Complement is a family of more than 20 plasma proteins that includes enzymes, proenzymes, enzyme inhibitors, and glycoproteins. Components interact in cascades and assist in the resolution of a microbial infection. For example, fragments indirectly render the microbe insoluble and draw phagocytic cells to the area of infection. Other fragments coat the microbe and act as opsonins, which promote phagocytosis. In a third function, complement components create lesions in the microbial cell wall that result in osmotic lysis. Complement fragments also provide the second signal necessary for B cell activation.

Three different complement cascades have been described—classical, alternative, and the mannose-binding lectin (MBL) pathways (see Chapter 2). Only the classic pathway requires an antibody for complement activation. In the MBL and alternative pathways, complement components are directly activated by highly conserved microbial antigens.

Classic Complement Pathway

The classic pathway was the first described using sheep red blood cells (SRBCs) coated with anti-SRBC immunoglobulin M (IgM). Over a number of years, nine complement proteins were found to be involved in the cascade. These proteins interact in the following sequence: Ab:C142356789. On the basis of function, the classic cascade is subdivided into recognition, activation, and membrane attack complexes.

Recognition Complex

The recognition complex consists of antibody (Ab) and C1. The C1 component is a complex of three proteins (C1q, r, and s). C1q is composed of polypeptide chains with a triple helix “collagen-like” amino terminus and a globular structure at the carboxyl terminus (Figure 11-1). C1r and C1s are inactive serine esterases.

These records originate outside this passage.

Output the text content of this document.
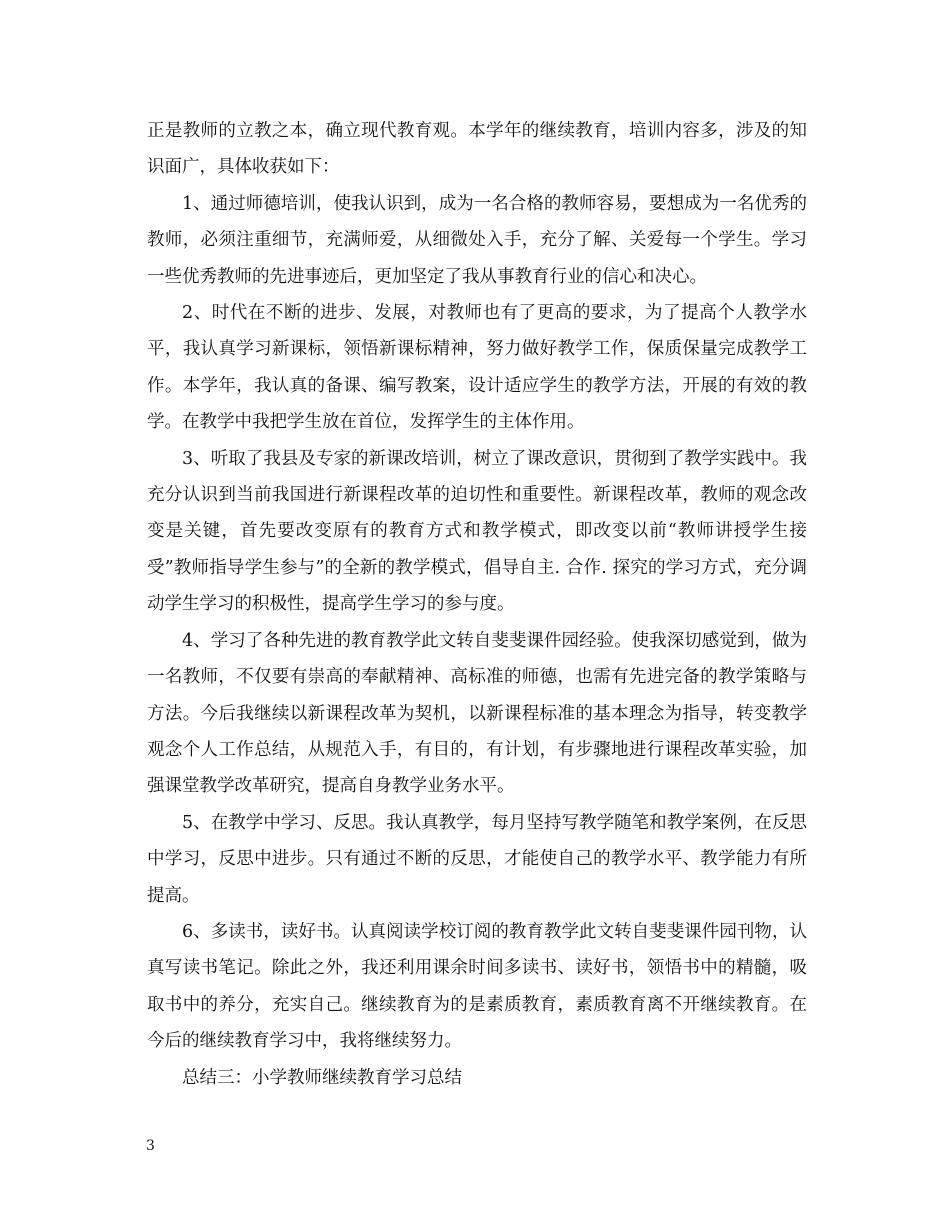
正是教师的立教之本，确立现代教育观。本学年的继续教育，培训内容多，涉及的知识面广，具体收获如下：

1、通过师德培训，使我认识到，成为一名合格的教师容易，要想成为一名优秀的教师，必须注重细节，充满师爱，从细微处入手，充分了解、关爱每一个学生。学习一些优秀教师的先进事迹后，更加坚定了我从事教育行业的信心和决心。

2、时代在不断的进步、发展，对教师也有了更高的要求，为了提高个人教学水平，我认真学习新课标，领悟新课标精神，努力做好教学工作，保质保量完成教学工作。本学年，我认真的备课、编写教案，设计适应学生的教学方法，开展的有效的教学。在教学中我把学生放在首位，发挥学生的主体作用。

3、听取了我县及专家的新课改培训，树立了课改意识，贯彻到了教学实践中。我充分认识到当前我国进行新课程改革的迫切性和重要性。新课程改革，教师的观念改变是关键，首先要改变原有的教育方式和教学模式，即改变以前“教师讲授学生接受”教师指导学生参与”的全新的教学模式，倡导自主. 合作. 探究的学习方式，充分调动学生学习的积极性，提高学生学习的参与度。

4、学习了各种先进的教育教学此文转自斐斐课件园经验。使我深切感觉到，做为一名教师，不仅要有崇高的奉献精神、高标准的师德，也需有先进完备的教学策略与方法。今后我继续以新课程改革为契机，以新课程标准的基本理念为指导，转变教学观念个人工作总结，从规范入手，有目的，有计划，有步骤地进行课程改革实验，加强课堂教学改革研究，提高自身教学业务水平。

5、在教学中学习、反思。我认真教学，每月坚持写教学随笔和教学案例，在反思中学习，反思中进步。只有通过不断的反思，才能使自己的教学水平、教学能力有所提高。

6、多读书，读好书。认真阅读学校订阅的教育教学此文转自斐斐课件园刊物，认真写读书笔记。除此之外，我还利用课余时间多读书、读好书，领悟书中的精髓，吸取书中的养分，充实自己。继续教育为的是素质教育，素质教育离不开继续教育。在今后的继续教育学习中，我将继续努力。

总结三：小学教师继续教育学习总结

3
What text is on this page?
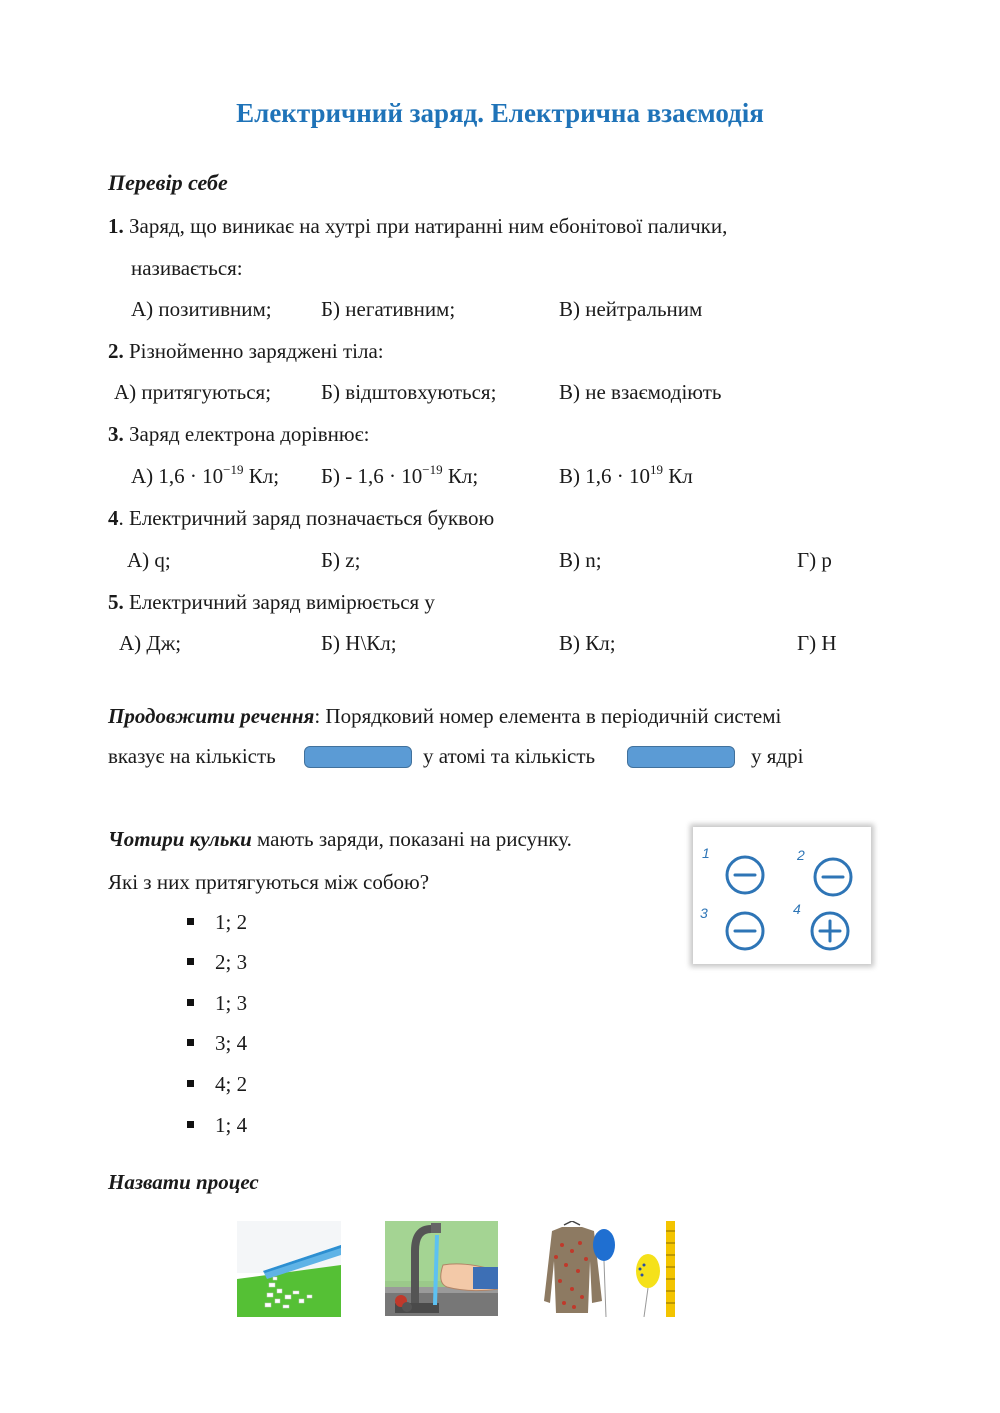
Електричний заряд. Електрична взаємодія
Перевір себе
1. Заряд, що виникає на хутрі при натиранні ним ебонітової палички,
називається:
А) позитивним; Б) негативним;	В) нейтральним
2. Різнойменно заряджені тіла:
А) притягуються; Б) відштовхуються;	В) не взаємодіють
3. Заряд електрона дорівнює:
А) $1,6 \cdot 10^{-19}$ Кл; $Б) - 1,6 \cdot 10^{-19}$ Кл;	В) $1,6 \cdot 10^{19}$ Кл
4. Електричний заряд позначається буквою
А) q;	Б) z;	В) n;	Г) p
5. Електричний заряд вимірюється у
А) Дж;	Б) Н\Кл;	В) Кл;	Г) Н
Продовжити речення: Порядковий номер елемента в періодичній системі
вказує на кількість	у атомі та кількість	у ядрі
Чотири кульки мають заряди, показані на рисунку.
Які з них притягуються між собою?
1; 2
2; 3
1; 3
3; 4
4; 2
1; 4
1	2
3	4
Назвати процес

Figure 11-1 Structure of C1. C1q consists of six identical subunits arranged to form a central core and symmetrically projecting radial arms. The globular heads at the end of each arm, designated H, are the contact regions for immunoglobulin. C1r and C1s form a tetramer composed of two C1r and two C1s molecules. The ends of C1r and C1s contain the catalytic domains of these proteins. One C1r₂s₂ tetramer wraps around the radial arms of the C1q complex in a manner that juxtaposes the catalytic domains of C1r and C1s. (From Abbas AK, Lichtman AH, Pillai S: Cellular and molecular immunology, ed 6 [updated edition], Philadelphia, 2010, Saunders.)

When the antibody binds to the antigen, a conformational change occurs in the hinge region, which exposes complement receptors. Although both IgG and IgM can activate the complement cascade, IgM is more efficient because of the proximity of multiple hinge regions. In the initial step of complement activation, C1q bridges two hinge regions. In the next step, C1r and C1s associate to form a tetrameric complex (two molecules of each protein), which binds to C1q. In the presence of calcium, C1r activates the serine esterase activity of C1s.

Activation Complex

Activated C1s cleaves multiple C4 and C2 molecules. C4 is a large 210-kDal trimeric polypeptide, which contains an unusual thioester group. C4 is cleaved into C42a and C4b. C4a is a soluble protein that attracts phagocytic cells into the area where complement is being fixed. The C4b fragment is coupled to the microbial cell. Cleavage of C2 results in the production of C2a and C2b. The larger C2a (75-kDal) fragment remains in contact with C4b to create an AbC4b2a complex on the cell surface. Plasmin cleavage of the smaller, soluble C2b fragment creates a kinin, which causes leakage of fluid from vessels and tissue edema.

C3 Convertase

The C4b2a complex, or C3 convertase, catalyzes the cleavage of C3 into C3a and C3b. This is the most important step in the complement cascade and occurs in the classic, alternative, and MBL pathways. C3b is a highly unstable molecule that has a unique thioester that allows covalent binding to a microbial cell. Some C3b fragments bind to the target cell, where they act as opsonins. In the classic pathway, most C3b is found in an AbC4bC2aC3b complex on the cell surface, which is called the C5 convertase.

The soluble C3a fragment acts as an anaphylatoxin. By definition, an anaphylatoxin is a molecule that induces the movement of eosinophils and phagocytic cells (chemotaxis) toward increasing concentrations of C3a (Figure 11-2). Anaphylatoxins also release histamine and heparin from basophils and mast cells. Histamine and heparin cause vasoconstriction and increased vascular permeability, which reduce the solubility of microbes or antigen–antibody complexes.